Interesting aside: The word legerdemain is used in the description of one of the pearl dealers in Steinbeck’s short novel. It’s not a common word, so it struck me when I encountered it again in the Heim translation of Mann’s work.

Blooming

EAC09A27-9B2B-4E47-A949-5897C13B70ACA third bloom! How lucky am I?

In other news…

In about two hours, I will attend my fourth Theater of War production. Warm thanks to the reader who brought this fabulous group to my attention. Today they’re doing The Book of Job Project, using the Stephen Mitchell translation. Maybe I’ll “see” you there?

Also, I finished two more books in June and wanted to add them to the count, which, at the year’s midpoint, stands at 124, with 102 read from the shelves.

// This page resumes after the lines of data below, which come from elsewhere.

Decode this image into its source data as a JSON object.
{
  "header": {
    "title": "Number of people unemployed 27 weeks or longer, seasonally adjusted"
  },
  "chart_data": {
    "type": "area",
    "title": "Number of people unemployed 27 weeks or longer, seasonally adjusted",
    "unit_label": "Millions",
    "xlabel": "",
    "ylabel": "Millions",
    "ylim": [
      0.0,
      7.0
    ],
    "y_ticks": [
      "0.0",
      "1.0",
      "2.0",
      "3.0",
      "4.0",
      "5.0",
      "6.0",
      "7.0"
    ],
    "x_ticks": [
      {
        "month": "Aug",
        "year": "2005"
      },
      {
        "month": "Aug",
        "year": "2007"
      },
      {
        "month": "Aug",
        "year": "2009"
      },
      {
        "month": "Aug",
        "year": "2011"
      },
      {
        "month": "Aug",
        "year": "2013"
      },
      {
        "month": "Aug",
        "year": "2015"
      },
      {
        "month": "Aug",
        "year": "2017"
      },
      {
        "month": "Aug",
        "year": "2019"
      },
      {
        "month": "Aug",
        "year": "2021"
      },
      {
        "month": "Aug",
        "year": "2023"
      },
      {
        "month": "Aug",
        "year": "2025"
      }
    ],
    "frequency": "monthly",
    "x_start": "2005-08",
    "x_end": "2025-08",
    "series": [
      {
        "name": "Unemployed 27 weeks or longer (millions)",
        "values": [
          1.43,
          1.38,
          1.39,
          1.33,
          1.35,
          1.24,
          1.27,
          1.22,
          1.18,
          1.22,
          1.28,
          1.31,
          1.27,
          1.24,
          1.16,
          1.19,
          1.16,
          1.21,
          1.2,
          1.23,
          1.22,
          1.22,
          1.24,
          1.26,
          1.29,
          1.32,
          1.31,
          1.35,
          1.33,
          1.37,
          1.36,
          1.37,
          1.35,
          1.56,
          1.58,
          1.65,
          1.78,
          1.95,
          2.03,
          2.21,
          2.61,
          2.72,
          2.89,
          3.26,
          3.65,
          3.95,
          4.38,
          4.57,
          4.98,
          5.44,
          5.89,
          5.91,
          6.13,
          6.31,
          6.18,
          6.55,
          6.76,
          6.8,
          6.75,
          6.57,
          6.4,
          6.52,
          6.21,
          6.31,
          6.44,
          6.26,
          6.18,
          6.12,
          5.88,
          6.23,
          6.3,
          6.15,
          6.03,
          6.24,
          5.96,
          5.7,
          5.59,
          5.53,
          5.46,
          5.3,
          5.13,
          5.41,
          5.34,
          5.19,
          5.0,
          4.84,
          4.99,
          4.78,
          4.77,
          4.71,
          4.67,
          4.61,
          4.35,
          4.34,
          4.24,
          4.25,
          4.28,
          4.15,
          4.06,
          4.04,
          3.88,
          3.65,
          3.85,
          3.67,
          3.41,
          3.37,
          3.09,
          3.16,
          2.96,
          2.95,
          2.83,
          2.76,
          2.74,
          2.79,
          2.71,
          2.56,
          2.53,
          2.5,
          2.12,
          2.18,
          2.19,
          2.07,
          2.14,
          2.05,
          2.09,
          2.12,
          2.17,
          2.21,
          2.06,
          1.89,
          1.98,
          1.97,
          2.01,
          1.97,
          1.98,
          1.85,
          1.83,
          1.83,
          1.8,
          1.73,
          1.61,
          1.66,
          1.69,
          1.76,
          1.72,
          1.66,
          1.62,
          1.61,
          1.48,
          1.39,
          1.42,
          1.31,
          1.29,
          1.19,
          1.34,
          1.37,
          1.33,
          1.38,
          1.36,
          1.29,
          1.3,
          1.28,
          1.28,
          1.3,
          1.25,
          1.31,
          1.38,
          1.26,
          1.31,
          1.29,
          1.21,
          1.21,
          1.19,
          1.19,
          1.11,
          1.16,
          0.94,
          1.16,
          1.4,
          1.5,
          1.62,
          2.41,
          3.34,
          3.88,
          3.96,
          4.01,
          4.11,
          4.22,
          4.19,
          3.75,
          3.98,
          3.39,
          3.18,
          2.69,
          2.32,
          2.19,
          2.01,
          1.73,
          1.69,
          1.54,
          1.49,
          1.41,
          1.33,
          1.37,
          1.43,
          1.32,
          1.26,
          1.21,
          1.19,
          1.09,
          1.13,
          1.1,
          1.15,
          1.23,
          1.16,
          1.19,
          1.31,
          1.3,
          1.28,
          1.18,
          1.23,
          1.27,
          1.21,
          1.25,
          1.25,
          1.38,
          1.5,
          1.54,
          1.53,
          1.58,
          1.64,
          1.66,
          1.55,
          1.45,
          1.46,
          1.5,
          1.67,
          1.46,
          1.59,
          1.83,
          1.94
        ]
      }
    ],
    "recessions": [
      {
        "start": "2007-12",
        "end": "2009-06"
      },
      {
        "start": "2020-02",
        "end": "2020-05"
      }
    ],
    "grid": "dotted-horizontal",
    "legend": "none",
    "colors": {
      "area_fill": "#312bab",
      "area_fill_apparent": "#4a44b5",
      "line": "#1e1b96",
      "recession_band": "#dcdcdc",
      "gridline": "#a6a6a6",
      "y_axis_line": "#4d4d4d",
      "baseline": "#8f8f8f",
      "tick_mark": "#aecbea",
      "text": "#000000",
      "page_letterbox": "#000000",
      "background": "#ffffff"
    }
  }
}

Circe (Madeline Miller; 2018. Fiction.)
Read with my older daughter as part of our informal summer reading program. Both of us described it as a page-turner and finished it in one day. Related links here and here.

The Godmother (Hannelore Cayre; 2019. Fiction.)
Light and quick with a few witty observations. Perhaps it will work better as a movie?

p.16
People say I’m bad tempered, but I think this is hasty. It’s true I’m easily annoyed, because I find people slow and often uninteresting. For example, when they’re banging on about something I couldn’t give a crap about, my face involuntarily takes on an impatient expression which I find hard to hide, and that upsets them. So, they think I’m unfriendly. It’s the reason I don’t really have any friends, just acquaintances.